Zwar ging das Atomkraftwerk in Brokdorf 1986 – nur wenige Monate nach der Reaktorkatastrophe von Tschernobyl - in Betrieb. Doch es sollte das letzte Kernkraftwerk bleiben, das in Deutschland fertiggestellt wurde.
Das Restrisiko ist in Fukushima eingetreten
Nach dem Tsunami und dem Super-Gau im japanischen Fukushima verkündete Bundeskanzlerin Angela Merkel 2011 den endgültigen Ausstieg der Bundesrepublik aus der Kernenergie: "Das Restrisiko der Kernenergie habe ich vor Fukushima akzeptiert. Weil ich überzeugt war, dass es in einem Hochtechnologie-Land mit hohen Sicherheitsstandards nach menschlichem Ermessen nicht eintritt. Jetzt ist es eingetreten."
Karsten Hinrichsen sagt: "Natürlich ist das ein gewisser Erfolg, wenn die Anti-AKW-Bewegung mal aufgegeben hätte, dann wäre es wahrscheinlich heute noch nicht so weit."
Der Reaktor in Brokdorf muss bis Ende dieses Jahres vom Netz gehen. Im kommenden Jahr werden dann auch die letzten drei Atomkraftwerke in Deutschland abgeschaltet.
Damit ist das Kapitel der Kernenergie in Deutschland aber noch nicht abgeschlossen. Noch immer wird nach einem Endlager für den hochradioaktiven Müll aus den Reaktoren gesucht.

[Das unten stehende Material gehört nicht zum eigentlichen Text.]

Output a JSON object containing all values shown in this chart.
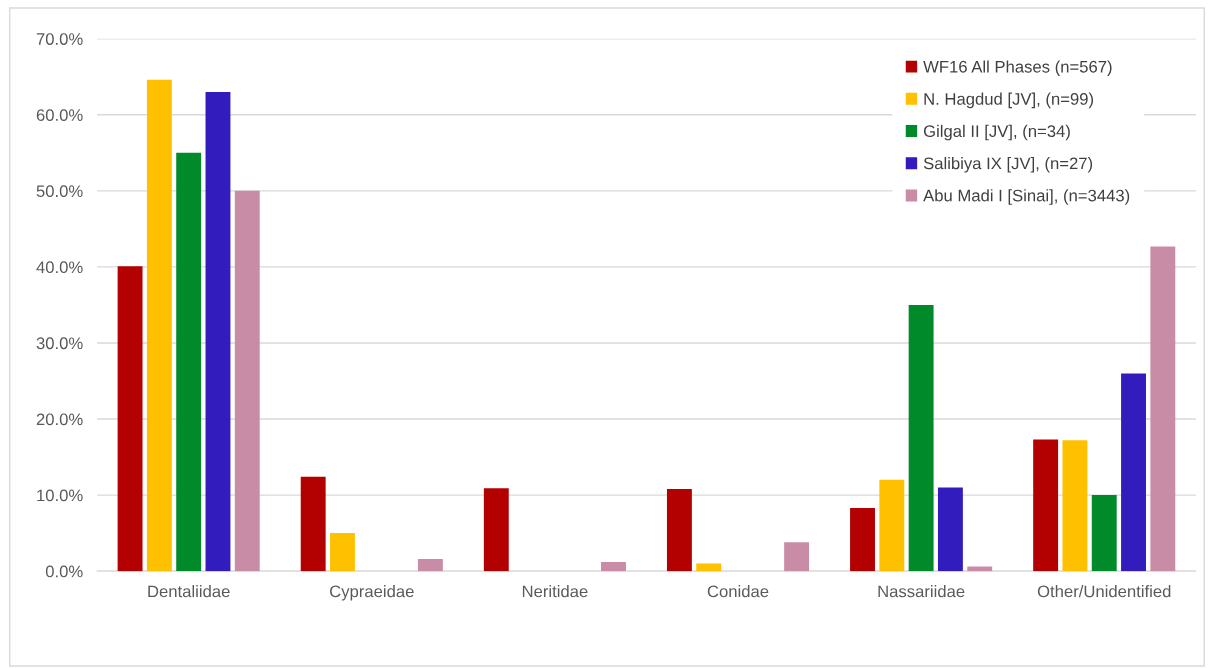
{
  "chart_data": {
    "type": "bar",
    "categories": [
      "Dentaliidae",
      "Cypraeidae",
      "Neritidae",
      "Conidae",
      "Nassariidae",
      "Other/Unidentified"
    ],
    "series": [
      {
        "name": "WF16 All Phases (n=567)",
        "color": "#b30000",
        "values": [
          40.1,
          12.4,
          10.9,
          10.8,
          8.3,
          17.3
        ]
      },
      {
        "name": "N. Hagdud [JV], (n=99)",
        "color": "#ffc000",
        "values": [
          64.6,
          5.0,
          0,
          1.0,
          12.0,
          17.2
        ]
      },
      {
        "name": "Gilgal II [JV], (n=34)",
        "color": "#008a2a",
        "values": [
          55.0,
          0,
          0,
          0,
          35.0,
          10.0
        ]
      },
      {
        "name": "Salibiya IX [JV], (n=27)",
        "color": "#321cbe",
        "values": [
          63.0,
          0,
          0,
          0,
          11.0,
          26.0
        ]
      },
      {
        "name": "Abu Madi I [Sinai], (n=3443)",
        "color": "#c88ca6",
        "values": [
          50.0,
          1.6,
          1.2,
          3.8,
          0.6,
          42.7
        ]
      }
    ],
    "ylim": [
      0,
      70
    ],
    "yticks": [
      {
        "value": 0,
        "label": "0.0%"
      },
      {
        "value": 10,
        "label": "10.0%"
      },
      {
        "value": 20,
        "label": "20.0%"
      },
      {
        "value": 30,
        "label": "30.0%"
      },
      {
        "value": 40,
        "label": "40.0%"
      },
      {
        "value": 50,
        "label": "50.0%"
      },
      {
        "value": 60,
        "label": "60.0%"
      },
      {
        "value": 70,
        "label": "70.0%"
      }
    ],
    "grid": "y",
    "legend": "top right"
  }
}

Und auch der Rückbau der Kernkraftwerke ist kompliziert, teuer und langwierig. Zehn bis fünfzehn Jahre dauert es, bis ein solches Kraftwerk abgerissen, entsorgt und verschwunden ist – nach Branchenangaben ist pro Anlage ein hoher dreistelliger Millionenbetrag nötig.
Markus Willicks, Kraftwerksleiter im Atomkraftwerk Brunsbüttel, sagt: "Wir befinden uns hier im Kernkraftwerk Brunsbüttel auf der 42-Meter-Ebene. Und wir nennen das auch Reaktorflur. Hier wurde in der Vergangenheit der Reaktor mit Brennelementen beladen."

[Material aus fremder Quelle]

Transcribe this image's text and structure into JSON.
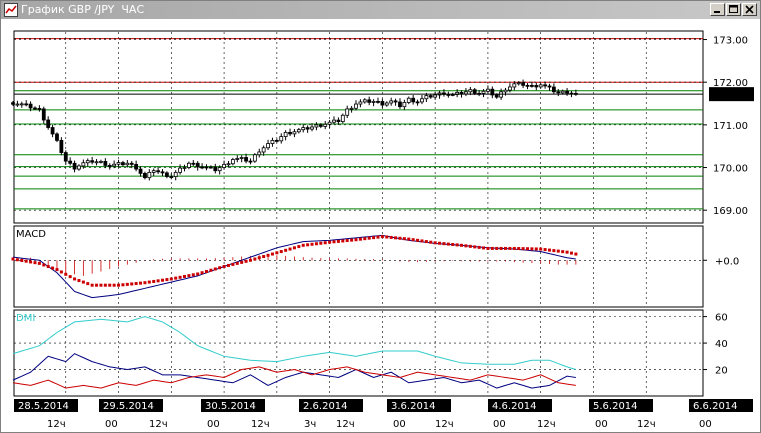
{
  "window": {
    "title": "График GBP /JPY  ЧАС"
  },
  "colors": {
    "resistance": "#cc0000",
    "support": "#008000",
    "candle": "#000000",
    "macd_line": "#000080",
    "macd_signal": "#cc0000",
    "macd_hist": "#cc0000",
    "dmi_adx": "#33cccc",
    "dmi_plus": "#000080",
    "dmi_minus": "#cc0000",
    "date_bg": "#000000",
    "grid": "#000000"
  },
  "icons": {
    "app": "chart-app-icon",
    "minimize": "minimize-icon",
    "maximize": "maximize-icon",
    "close": "close-icon"
  },
  "price_panel": {
    "y_ticks": [
      "173.00",
      "172.00",
      "171.00",
      "170.00",
      "169.00"
    ],
    "current_price": "171.72",
    "ylim": [
      168.7,
      173.2
    ],
    "resistance_levels": [
      173.02,
      172.0
    ],
    "support_levels": [
      171.8,
      171.35,
      171.02,
      170.3,
      170.02,
      169.8,
      169.5,
      169.03
    ]
  },
  "macd_panel": {
    "title": "MACD",
    "zero_label": "+0.0"
  },
  "dmi_panel": {
    "title": "DMI",
    "y_ticks": [
      "60",
      "40",
      "20"
    ],
    "ylim": [
      0,
      65
    ]
  },
  "time_axis": {
    "dates": [
      "28.5.2014",
      "29.5.2014",
      "30.5.2014",
      "2.6.2014",
      "3.6.2014",
      "4.6.2014",
      "5.6.2014",
      "6.6.2014"
    ],
    "hour_labels": [
      {
        "text": "12ч"
      },
      {
        "text": "00"
      },
      {
        "text": "12ч"
      },
      {
        "text": "00"
      },
      {
        "text": "12ч"
      },
      {
        "text": "3ч"
      },
      {
        "text": "12ч"
      },
      {
        "text": "00"
      },
      {
        "text": "12ч"
      },
      {
        "text": "00"
      },
      {
        "text": "12ч"
      },
      {
        "text": "00"
      },
      {
        "text": "12ч"
      },
      {
        "text": "00"
      }
    ]
  },
  "chart_data": {
    "type": "candlestick",
    "title": "График GBP /JPY  ЧАС",
    "instrument": "GBP/JPY",
    "timeframe": "ЧАС",
    "x_range": [
      "28.5.2014",
      "6.6.2014"
    ],
    "ylim": [
      168.7,
      173.2
    ],
    "close_path": [
      [
        0,
        171.52
      ],
      [
        2,
        171.48
      ],
      [
        4,
        171.42
      ],
      [
        6,
        171.35
      ],
      [
        8,
        170.95
      ],
      [
        10,
        170.6
      ],
      [
        12,
        170.15
      ],
      [
        14,
        170.0
      ],
      [
        16,
        170.1
      ],
      [
        18,
        170.15
      ],
      [
        20,
        170.12
      ],
      [
        22,
        170.05
      ],
      [
        24,
        170.08
      ],
      [
        26,
        170.1
      ],
      [
        28,
        170.0
      ],
      [
        30,
        169.75
      ],
      [
        32,
        169.95
      ],
      [
        34,
        169.85
      ],
      [
        36,
        169.8
      ],
      [
        38,
        169.95
      ],
      [
        40,
        170.1
      ],
      [
        42,
        170.05
      ],
      [
        44,
        170.0
      ],
      [
        46,
        169.95
      ],
      [
        48,
        170.05
      ],
      [
        50,
        170.2
      ],
      [
        52,
        170.2
      ],
      [
        54,
        170.15
      ],
      [
        56,
        170.4
      ],
      [
        58,
        170.55
      ],
      [
        60,
        170.65
      ],
      [
        62,
        170.8
      ],
      [
        64,
        170.85
      ],
      [
        66,
        170.9
      ],
      [
        68,
        170.95
      ],
      [
        70,
        171.0
      ],
      [
        72,
        171.05
      ],
      [
        74,
        171.1
      ],
      [
        76,
        171.35
      ],
      [
        78,
        171.5
      ],
      [
        80,
        171.55
      ],
      [
        82,
        171.55
      ],
      [
        84,
        171.5
      ],
      [
        86,
        171.55
      ],
      [
        88,
        171.45
      ],
      [
        90,
        171.6
      ],
      [
        92,
        171.55
      ],
      [
        94,
        171.65
      ],
      [
        96,
        171.7
      ],
      [
        98,
        171.75
      ],
      [
        100,
        171.7
      ],
      [
        102,
        171.75
      ],
      [
        104,
        171.8
      ],
      [
        106,
        171.75
      ],
      [
        108,
        171.8
      ],
      [
        110,
        171.65
      ],
      [
        112,
        171.85
      ],
      [
        114,
        171.95
      ],
      [
        116,
        171.95
      ],
      [
        118,
        171.9
      ],
      [
        120,
        171.95
      ],
      [
        122,
        171.85
      ],
      [
        124,
        171.75
      ],
      [
        126,
        171.78
      ],
      [
        128,
        171.72
      ]
    ],
    "macd": {
      "line": [
        [
          0,
          0.05
        ],
        [
          6,
          0.0
        ],
        [
          10,
          -0.2
        ],
        [
          14,
          -0.5
        ],
        [
          18,
          -0.6
        ],
        [
          24,
          -0.55
        ],
        [
          30,
          -0.45
        ],
        [
          36,
          -0.35
        ],
        [
          42,
          -0.25
        ],
        [
          48,
          -0.1
        ],
        [
          54,
          0.05
        ],
        [
          60,
          0.2
        ],
        [
          66,
          0.3
        ],
        [
          72,
          0.32
        ],
        [
          78,
          0.36
        ],
        [
          84,
          0.4
        ],
        [
          90,
          0.32
        ],
        [
          96,
          0.27
        ],
        [
          102,
          0.24
        ],
        [
          108,
          0.2
        ],
        [
          114,
          0.18
        ],
        [
          120,
          0.14
        ],
        [
          126,
          0.04
        ],
        [
          128,
          0.02
        ]
      ],
      "signal": [
        [
          0,
          0.02
        ],
        [
          6,
          -0.05
        ],
        [
          10,
          -0.15
        ],
        [
          14,
          -0.3
        ],
        [
          18,
          -0.4
        ],
        [
          24,
          -0.4
        ],
        [
          30,
          -0.36
        ],
        [
          36,
          -0.3
        ],
        [
          42,
          -0.22
        ],
        [
          48,
          -0.1
        ],
        [
          54,
          0.0
        ],
        [
          60,
          0.12
        ],
        [
          66,
          0.24
        ],
        [
          72,
          0.29
        ],
        [
          78,
          0.33
        ],
        [
          84,
          0.38
        ],
        [
          90,
          0.34
        ],
        [
          96,
          0.28
        ],
        [
          102,
          0.24
        ],
        [
          108,
          0.19
        ],
        [
          114,
          0.19
        ],
        [
          120,
          0.18
        ],
        [
          126,
          0.13
        ],
        [
          128,
          0.1
        ]
      ],
      "histogram": [
        [
          0,
          0.04
        ],
        [
          4,
          0.04
        ],
        [
          8,
          -0.08
        ],
        [
          12,
          -0.2
        ],
        [
          16,
          -0.25
        ],
        [
          20,
          -0.18
        ],
        [
          24,
          -0.1
        ],
        [
          28,
          -0.04
        ],
        [
          32,
          0.02
        ],
        [
          36,
          0.03
        ],
        [
          40,
          0.03
        ],
        [
          44,
          0.03
        ],
        [
          48,
          0.04
        ],
        [
          52,
          0.06
        ],
        [
          56,
          0.08
        ],
        [
          60,
          0.08
        ],
        [
          64,
          0.06
        ],
        [
          68,
          0.04
        ],
        [
          72,
          0.03
        ],
        [
          76,
          0.03
        ],
        [
          80,
          0.02
        ],
        [
          84,
          0.02
        ],
        [
          88,
          -0.02
        ],
        [
          92,
          -0.03
        ],
        [
          96,
          -0.02
        ],
        [
          100,
          -0.01
        ],
        [
          104,
          -0.02
        ],
        [
          108,
          -0.02
        ],
        [
          112,
          -0.02
        ],
        [
          116,
          -0.04
        ],
        [
          120,
          -0.05
        ],
        [
          124,
          -0.07
        ],
        [
          128,
          -0.07
        ]
      ]
    },
    "dmi": {
      "adx": [
        [
          0,
          32
        ],
        [
          6,
          38
        ],
        [
          10,
          48
        ],
        [
          14,
          56
        ],
        [
          20,
          58
        ],
        [
          26,
          56
        ],
        [
          30,
          60
        ],
        [
          34,
          56
        ],
        [
          38,
          48
        ],
        [
          42,
          38
        ],
        [
          48,
          30
        ],
        [
          54,
          27
        ],
        [
          60,
          26
        ],
        [
          66,
          30
        ],
        [
          72,
          33
        ],
        [
          78,
          30
        ],
        [
          84,
          34
        ],
        [
          88,
          34
        ],
        [
          92,
          34
        ],
        [
          96,
          30
        ],
        [
          102,
          25
        ],
        [
          108,
          24
        ],
        [
          114,
          24
        ],
        [
          118,
          27
        ],
        [
          122,
          27
        ],
        [
          126,
          22
        ],
        [
          128,
          20
        ]
      ],
      "plus_di": [
        [
          0,
          12
        ],
        [
          4,
          18
        ],
        [
          8,
          30
        ],
        [
          12,
          26
        ],
        [
          14,
          32
        ],
        [
          18,
          26
        ],
        [
          22,
          22
        ],
        [
          26,
          20
        ],
        [
          30,
          22
        ],
        [
          34,
          16
        ],
        [
          38,
          16
        ],
        [
          42,
          14
        ],
        [
          46,
          12
        ],
        [
          50,
          10
        ],
        [
          54,
          16
        ],
        [
          58,
          8
        ],
        [
          62,
          14
        ],
        [
          66,
          18
        ],
        [
          70,
          16
        ],
        [
          74,
          14
        ],
        [
          78,
          20
        ],
        [
          82,
          14
        ],
        [
          86,
          18
        ],
        [
          90,
          10
        ],
        [
          94,
          12
        ],
        [
          98,
          14
        ],
        [
          102,
          10
        ],
        [
          106,
          12
        ],
        [
          110,
          6
        ],
        [
          114,
          10
        ],
        [
          118,
          6
        ],
        [
          122,
          8
        ],
        [
          126,
          15
        ],
        [
          128,
          14
        ]
      ],
      "minus_di": [
        [
          0,
          10
        ],
        [
          4,
          8
        ],
        [
          8,
          12
        ],
        [
          12,
          6
        ],
        [
          16,
          8
        ],
        [
          20,
          6
        ],
        [
          24,
          10
        ],
        [
          28,
          8
        ],
        [
          32,
          12
        ],
        [
          36,
          10
        ],
        [
          40,
          14
        ],
        [
          44,
          16
        ],
        [
          48,
          14
        ],
        [
          52,
          20
        ],
        [
          56,
          22
        ],
        [
          60,
          18
        ],
        [
          64,
          20
        ],
        [
          68,
          16
        ],
        [
          72,
          20
        ],
        [
          76,
          22
        ],
        [
          80,
          18
        ],
        [
          84,
          16
        ],
        [
          88,
          14
        ],
        [
          92,
          18
        ],
        [
          96,
          16
        ],
        [
          100,
          14
        ],
        [
          104,
          12
        ],
        [
          108,
          16
        ],
        [
          112,
          14
        ],
        [
          116,
          12
        ],
        [
          120,
          16
        ],
        [
          124,
          10
        ],
        [
          128,
          8
        ]
      ]
    }
  }
}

Das Atomkraftwerk in Brunsbüttel, ebenfalls in Schleswig-Holstein, wurde schon 2007 heruntergefahren. Mehrheitsgesellschafter Vattenfall präsentierte hier im Sommer 2017, wie Rückbau und Entsorgung einer solchen Anlage ablaufen.

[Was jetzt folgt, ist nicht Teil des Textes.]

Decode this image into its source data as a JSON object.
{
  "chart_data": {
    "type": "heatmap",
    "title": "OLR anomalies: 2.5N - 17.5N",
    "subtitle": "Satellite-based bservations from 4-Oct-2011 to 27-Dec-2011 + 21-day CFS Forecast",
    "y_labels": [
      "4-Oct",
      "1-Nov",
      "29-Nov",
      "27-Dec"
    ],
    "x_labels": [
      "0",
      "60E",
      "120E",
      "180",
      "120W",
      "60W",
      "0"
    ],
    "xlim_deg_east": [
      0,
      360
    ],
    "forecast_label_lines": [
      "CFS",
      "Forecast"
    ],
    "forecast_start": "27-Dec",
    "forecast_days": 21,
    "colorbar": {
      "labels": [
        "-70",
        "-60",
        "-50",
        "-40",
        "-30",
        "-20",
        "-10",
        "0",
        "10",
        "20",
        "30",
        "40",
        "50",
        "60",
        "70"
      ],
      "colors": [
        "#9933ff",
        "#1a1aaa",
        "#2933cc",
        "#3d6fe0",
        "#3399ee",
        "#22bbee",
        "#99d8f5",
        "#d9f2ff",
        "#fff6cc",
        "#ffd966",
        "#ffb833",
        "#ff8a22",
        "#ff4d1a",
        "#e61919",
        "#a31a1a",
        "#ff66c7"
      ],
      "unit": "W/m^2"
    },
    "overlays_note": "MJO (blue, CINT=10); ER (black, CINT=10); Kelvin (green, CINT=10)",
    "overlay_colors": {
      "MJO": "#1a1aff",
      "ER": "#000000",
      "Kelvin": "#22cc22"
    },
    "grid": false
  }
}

Abbau von innen nach außen
Markus Willicks, damals wie heute Kraftwerksleiter, stand in einer hell erleuchteten Halle am Rande eines Wasserbeckens: "Und wenn Sie dort ins Becken schauen, dort befindet sich der Reaktordruckbehälter. Der ist offen, mit Wasser gefüllt und geflutet."
Kernkraftwerke werden von innen nach außen abgebaut. Das heißt, zuerst werden die am stärksten strahlenden Teile entfernt, also Brennelemente und die dazugehörigen Komponenten.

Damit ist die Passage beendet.